Legacy models supported a variety of interfaces, such as token ring, FDDI, and 100Base VG, but are no longer sold by Cisco Systems.
Most models have basic layer 2 functions and are capable of switching Ethernet frames between ports.
While commonly associated with Ethernet switches, a number of different network interfaces have been available throughout the history of the brand.
In some cases, particularly in the modular chassis switches, a configuration called 'Hybrid' has emerged - this is where the layer 2 functions are configured using Cat OS, and the layer 3 elements are configured using IOS.
Is there an easy way to recover from this situation if that happens? Aside from the switch checking to make sure the firmware is for that model and any number of boot issues you would have if you could force it to install, the 2960S firmware wouldn't fit on the flash of a 2950. I believe the 2950 has an 8MB flash card while the 2960S firmware is ~13MB. to Gigabit Ethernet on the 2960S) you wouldn't be able to do a direct copy and past.

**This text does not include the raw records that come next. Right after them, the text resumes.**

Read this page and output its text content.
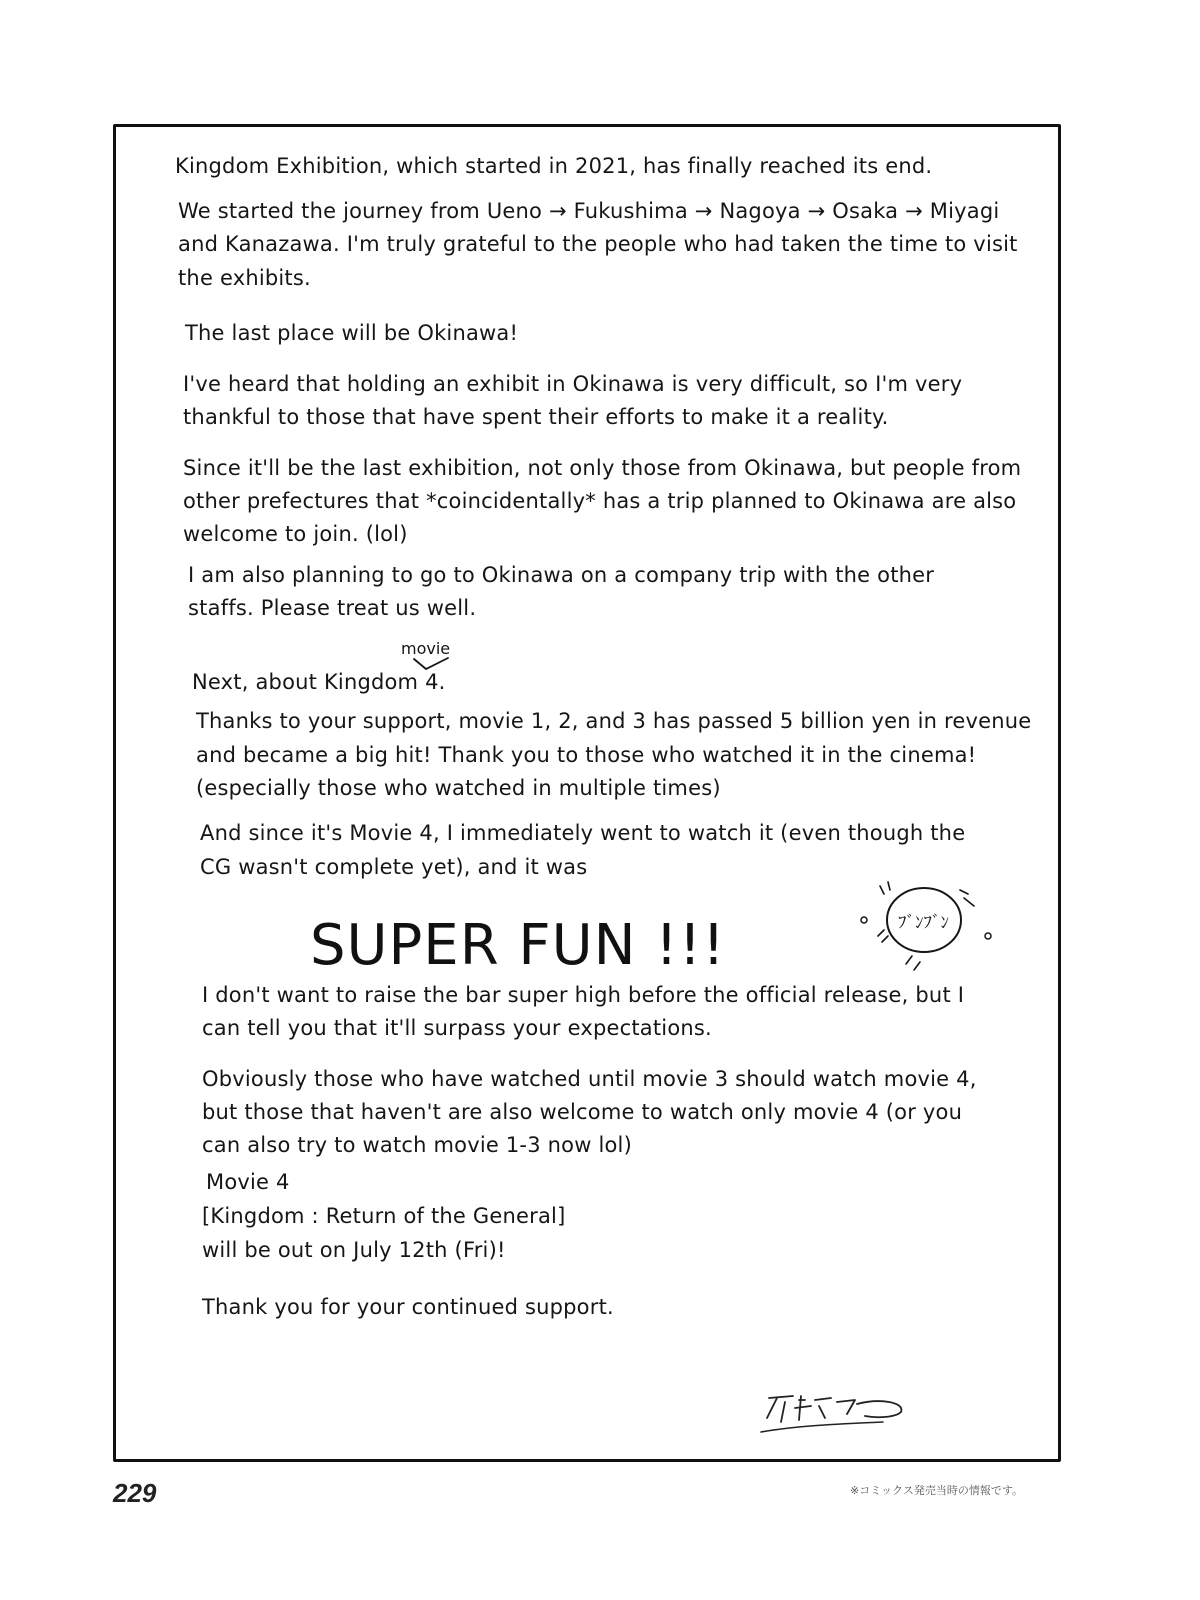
Kingdom Exhibition, which started in 2021, has finally reached its end.
We started the journey from Ueno → Fukushima → Nagoya → Osaka → Miyagi
and Kanazawa. I'm truly grateful to the people who had taken the time to visit
the exhibits.
The last place will be Okinawa!
I've heard that holding an exhibit in Okinawa is very difficult, so I'm very
thankful to those that have spent their efforts to make it a reality.
Since it'll be the last exhibition, not only those from Okinawa, but people from
other prefectures that *coincidentally* has a trip planned to Okinawa are also
welcome to join. (lol)
I am also planning to go to Okinawa on a company trip with the other
staffs. Please treat us well.
movie
Next, about Kingdom 4.
Thanks to your support, movie 1, 2, and 3 has passed 5 billion yen in revenue
and became a big hit! Thank you to those who watched it in the cinema!
(especially those who watched in multiple times)
And since it's Movie 4, I immediately went to watch it (even though the
CG wasn't complete yet), and it was
SUPER FUN !!!	ﾌﾞﾝﾌﾞﾝ
I don't want to raise the bar super high before the official release, but I
can tell you that it'll surpass your expectations.
Obviously those who have watched until movie 3 should watch movie 4,
but those that haven't are also welcome to watch only movie 4 (or you
can also try to watch movie 1-3 now lol)
Movie 4
[Kingdom : Return of the General]
will be out on July 12th (Fri)!
Thank you for your continued support.
229	※コミックス発売当時の情報です。
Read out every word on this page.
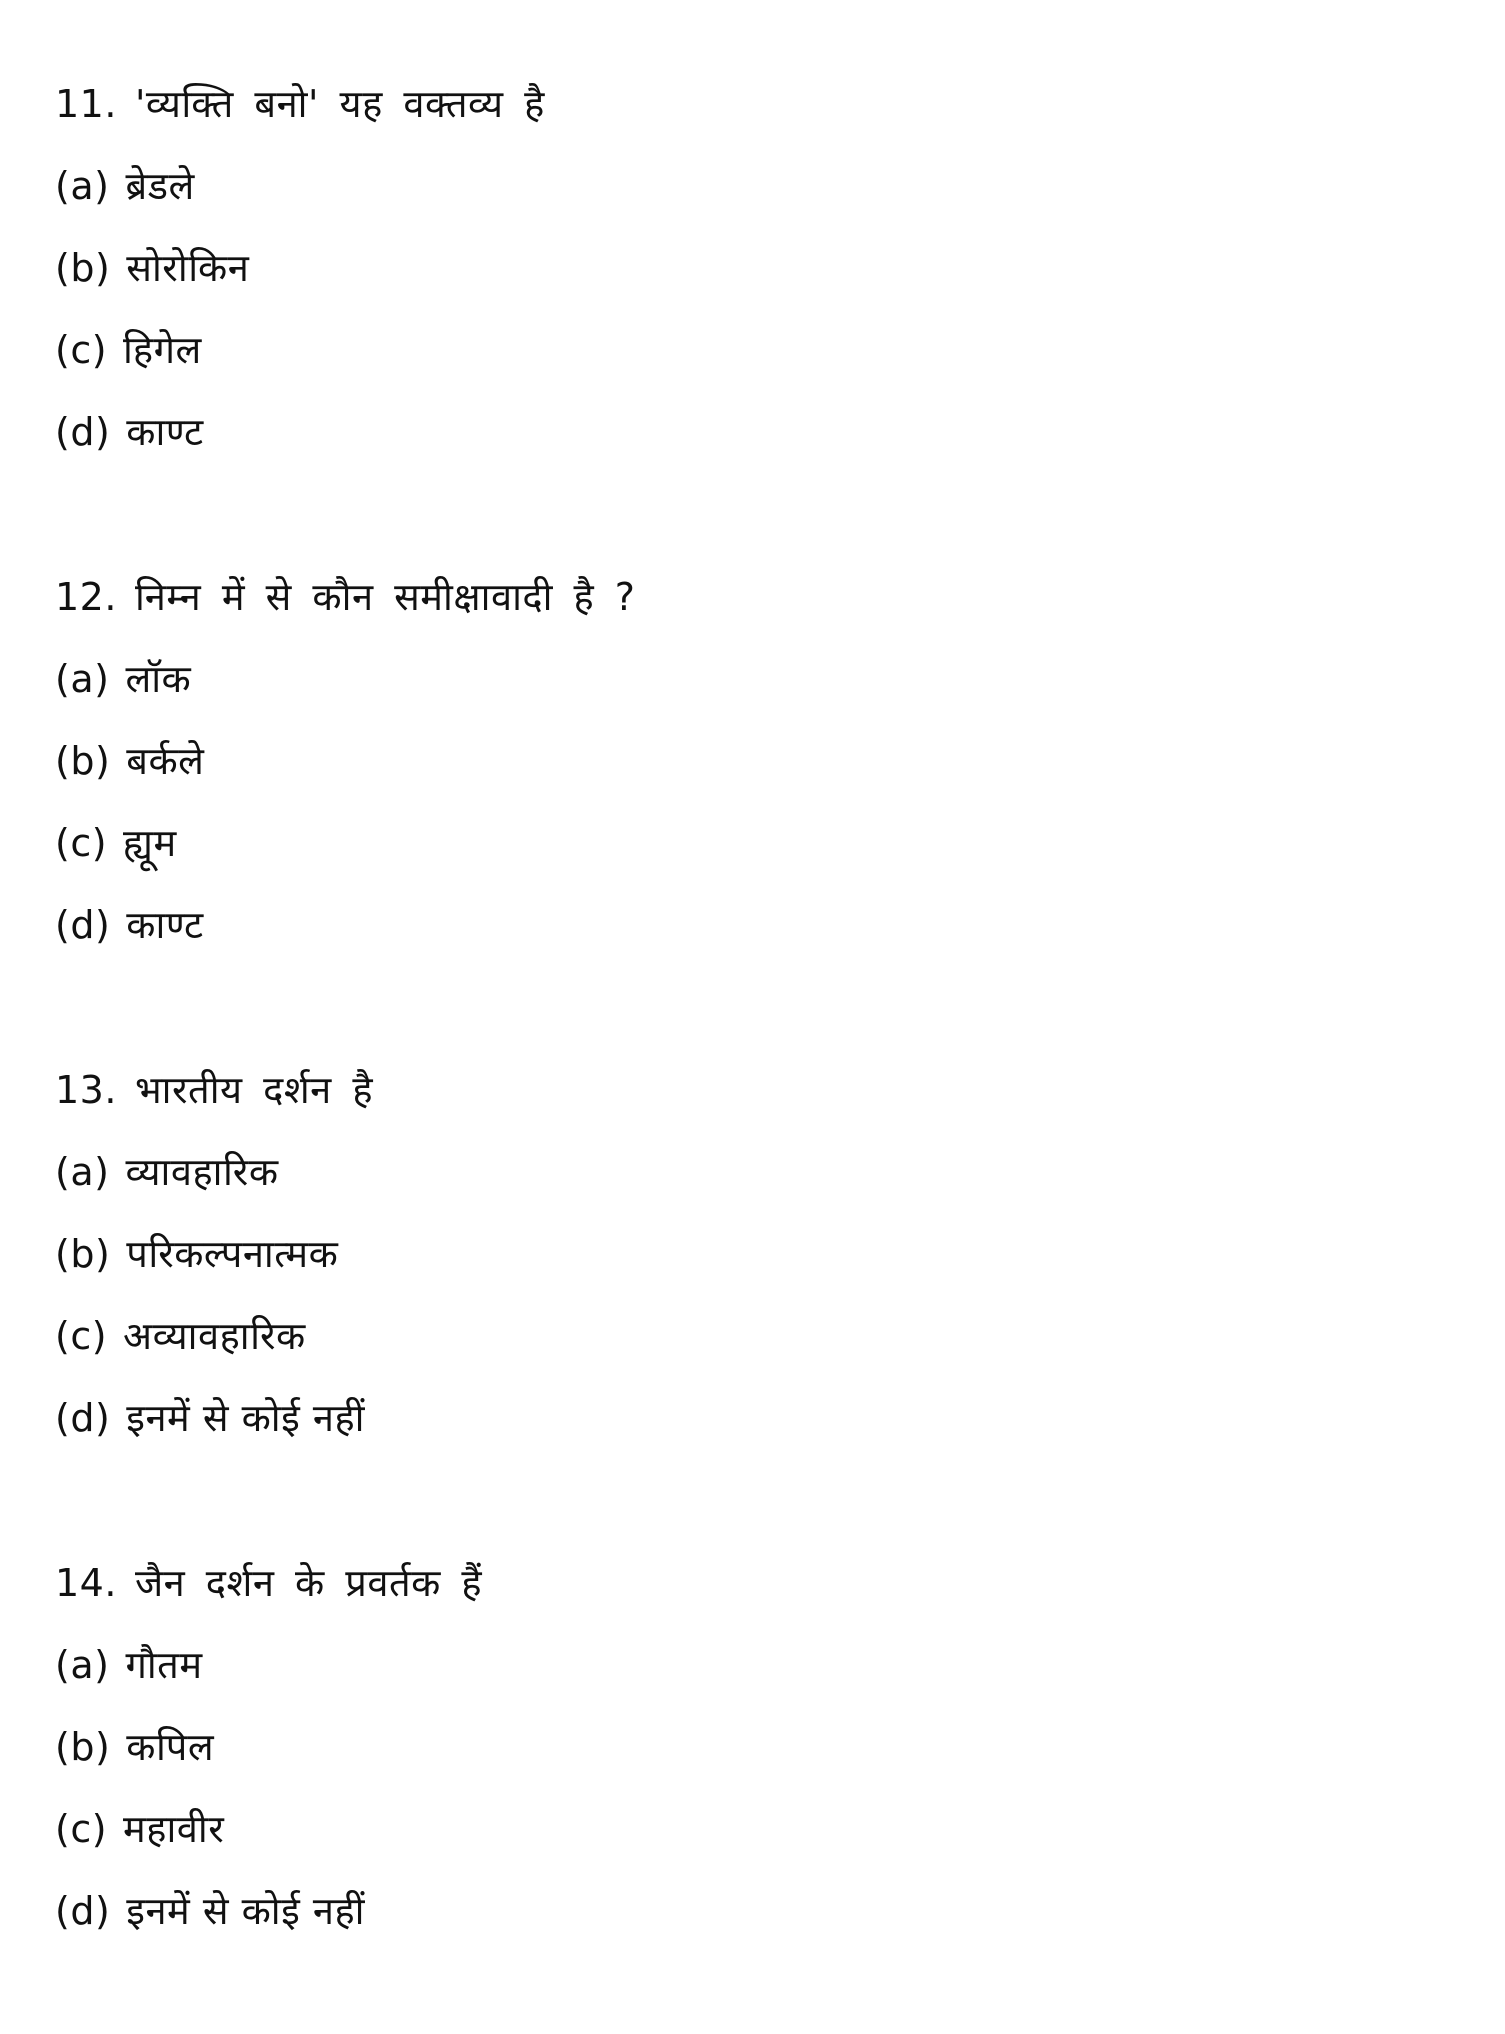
11. 'व्यक्ति बनो' यह वक्तव्य है
(a) ब्रेडले
(b) सोरोकिन
(c) हिगेल
(d) काण्ट
12. निम्न में से कौन समीक्षावादी है ?
(a) लॉक
(b) बर्कले
(c) ह्यूम
(d) काण्ट
13. भारतीय दर्शन है
(a) व्यावहारिक
(b) परिकल्पनात्मक
(c) अव्यावहारिक
(d) इनमें से कोई नहीं
14. जैन दर्शन के प्रवर्तक हैं
(a) गौतम
(b) कपिल
(c) महावीर
(d) इनमें से कोई नहीं
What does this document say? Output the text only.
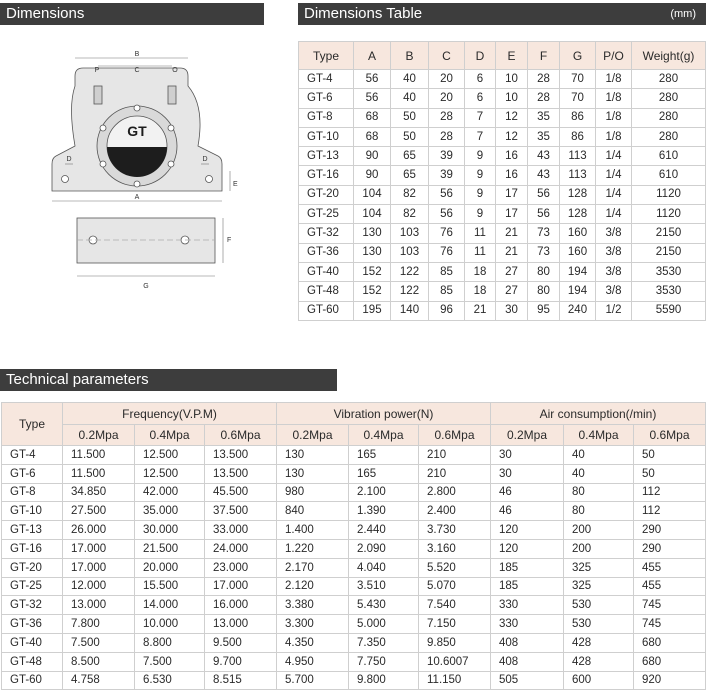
Dimensions	Dimensions Table	(mm)
GT
B
C
P	O
D	D
E
A
F
G
Type	A	B	C	D	E	F	G	P/O	Weight(g)
GT-4	56	40	20	6	10	28	70	1/8	280
GT-6	56	40	20	6	10	28	70	1/8	280
GT-8	68	50	28	7	12	35	86	1/8	280
GT-10	68	50	28	7	12	35	86	1/8	280
GT-13	90	65	39	9	16	43	113	1/4	610
GT-16	90	65	39	9	16	43	113	1/4	610
GT-20	104	82	56	9	17	56	128	1/4	1120
GT-25	104	82	56	9	17	56	128	1/4	1120
GT-32	130	103	76	11	21	73	160	3/8	2150
GT-36	130	103	76	11	21	73	160	3/8	2150
GT-40	152	122	85	18	27	80	194	3/8	3530
GT-48	152	122	85	18	27	80	194	3/8	3530
GT-60	195	140	96	21	30	95	240	1/2	5590
Technical parameters
Type	Frequency(V.P.M)			Vibration power(N)			Air consumption(/min)		
	0.2Mpa	0.4Mpa	0.6Mpa	0.2Mpa	0.4Mpa	0.6Mpa	0.2Mpa	0.4Mpa	0.6Mpa
GT-4	11.500	12.500	13.500	130	165	210	30	40	50
GT-6	11.500	12.500	13.500	130	165	210	30	40	50
GT-8	34.850	42.000	45.500	980	2.100	2.800	46	80	112
GT-10	27.500	35.000	37.500	840	1.390	2.400	46	80	112
GT-13	26.000	30.000	33.000	1.400	2.440	3.730	120	200	290
GT-16	17.000	21.500	24.000	1.220	2.090	3.160	120	200	290
GT-20	17.000	20.000	23.000	2.170	4.040	5.520	185	325	455
GT-25	12.000	15.500	17.000	2.120	3.510	5.070	185	325	455
GT-32	13.000	14.000	16.000	3.380	5.430	7.540	330	530	745
GT-36	7.800	10.000	13.000	3.300	5.000	7.150	330	530	745
GT-40	7.500	8.800	9.500	4.350	7.350	9.850	408	428	680
GT-48	8.500	7.500	9.700	4.950	7.750	10.6007	408	428	680
GT-60	4.758	6.530	8.515	5.700	9.800	11.150	505	600	920
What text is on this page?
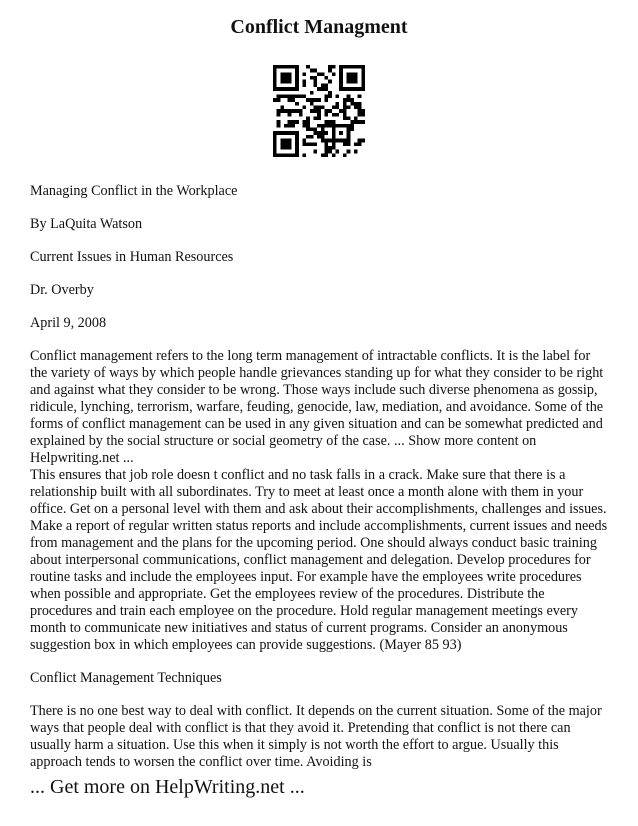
Conflict Managment

Managing Conflict in the Workplace

By LaQuita Watson

Current Issues in Human Resources

Dr. Overby

April 9, 2008

Conflict management refers to the long term management of intractable conflicts. It is the label for the variety of ways by which people handle grievances standing up for what they consider to be right and against what they consider to be wrong. Those ways include such diverse phenomena as gossip, ridicule, lynching, terrorism, warfare, feuding, genocide, law, mediation, and avoidance. Some of the forms of conflict management can be used in any given situation and can be somewhat predicted and explained by the social structure or social geometry of the case. ... Show more content on Helpwriting.net ...

This ensures that job role doesn t conflict and no task falls in a crack. Make sure that there is a relationship built with all subordinates. Try to meet at least once a month alone with them in your office. Get on a personal level with them and ask about their accomplishments, challenges and issues. Make a report of regular written status reports and include accomplishments, current issues and needs from management and the plans for the upcoming period. One should always conduct basic training about interpersonal communications, conflict management and delegation. Develop procedures for routine tasks and include the employees input. For example have the employees write procedures when possible and appropriate. Get the employees review of the procedures. Distribute the procedures and train each employee on the procedure. Hold regular management meetings every month to communicate new initiatives and status of current programs. Consider an anonymous suggestion box in which employees can provide suggestions. (Mayer 85 93)

Conflict Management Techniques

There is no one best way to deal with conflict. It depends on the current situation. Some of the major ways that people deal with conflict is that they avoid it. Pretending that conflict is not there can usually harm a situation. Use this when it simply is not worth the effort to argue. Usually this approach tends to worsen the conflict over time. Avoiding is

... Get more on HelpWriting.net ...
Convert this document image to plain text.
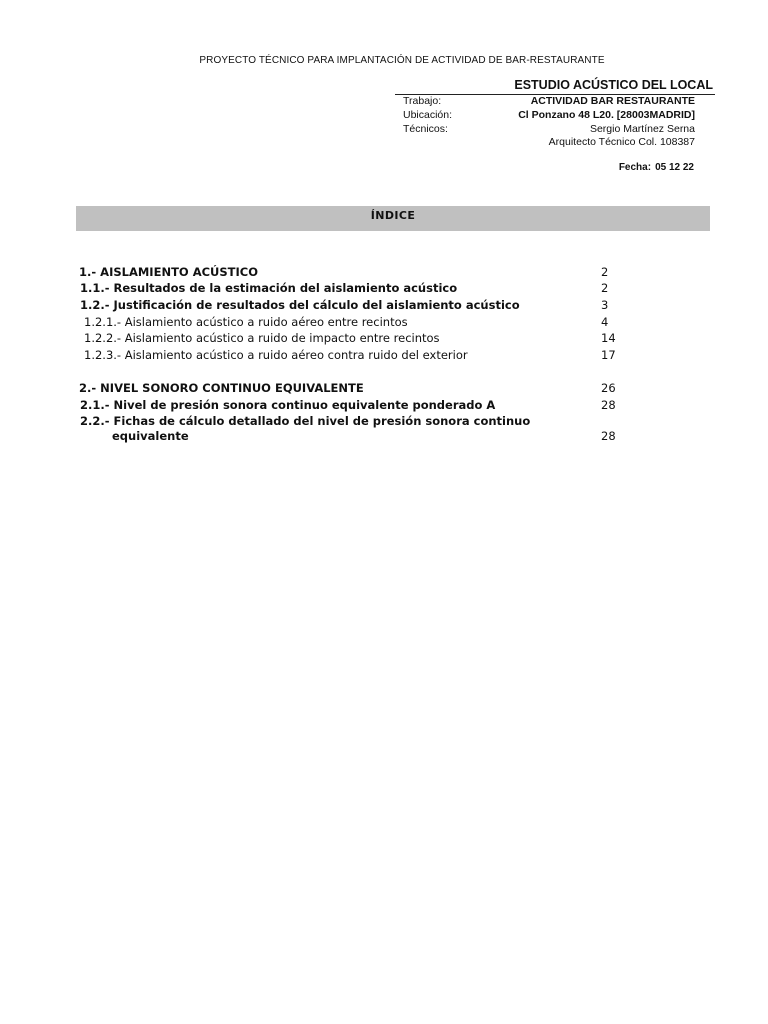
PROYECTO TÉCNICO PARA IMPLANTACIÓN DE ACTIVIDAD DE BAR-RESTAURANTE
ESTUDIO ACÚSTICO DEL LOCAL
Trabajo:	ACTIVIDAD BAR RESTAURANTE
Ubicación:	Cl Ponzano 48 L20. [28003MADRID]
Técnicos:	Sergio Martínez Serna
Arquitecto Técnico Col. 108387
Fecha: 05 12 22
ÍNDICE
1.- AISLAMIENTO ACÚSTICO	2
1.1.- Resultados de la estimación del aislamiento acústico	2
1.2.- Justificación de resultados del cálculo del aislamiento acústico	3
1.2.1.- Aislamiento acústico a ruido aéreo entre recintos	4
1.2.2.- Aislamiento acústico a ruido de impacto entre recintos	14
1.2.3.- Aislamiento acústico a ruido aéreo contra ruido del exterior	17
2.- NIVEL SONORO CONTINUO EQUIVALENTE	26
2.1.- Nivel de presión sonora continuo equivalente ponderado A	28
2.2.- Fichas de cálculo detallado del nivel de presión sonora continuo
equivalente	28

Can I create config on say 12.4 on the 2950 and just copy/paste into the new switch (2960 running likely 15. You could copy and paste it into notepad or your text editor of choice and do a replace on Fast Ethernet for Gigabit Ethernet and add or remove ports that either did or did not exist on the 2950.
Native IOS can also be found with newer software versions that have eliminated Cat OS entirely in favor of IOS, even on hardware that originally required Cat OS.
Some newer Catalyst switch models (with recent versions of the Cisco IOS) also allow web-based management using a graphical interface (GUI) module which is hosted on a HTTP server located on the switch.
Many Catalysts that run IOS are also capable of functioning as a router, making them layer 3 devices; when coupled with TCP and UDP filtering, these switches are capable of layer 2-4 operation.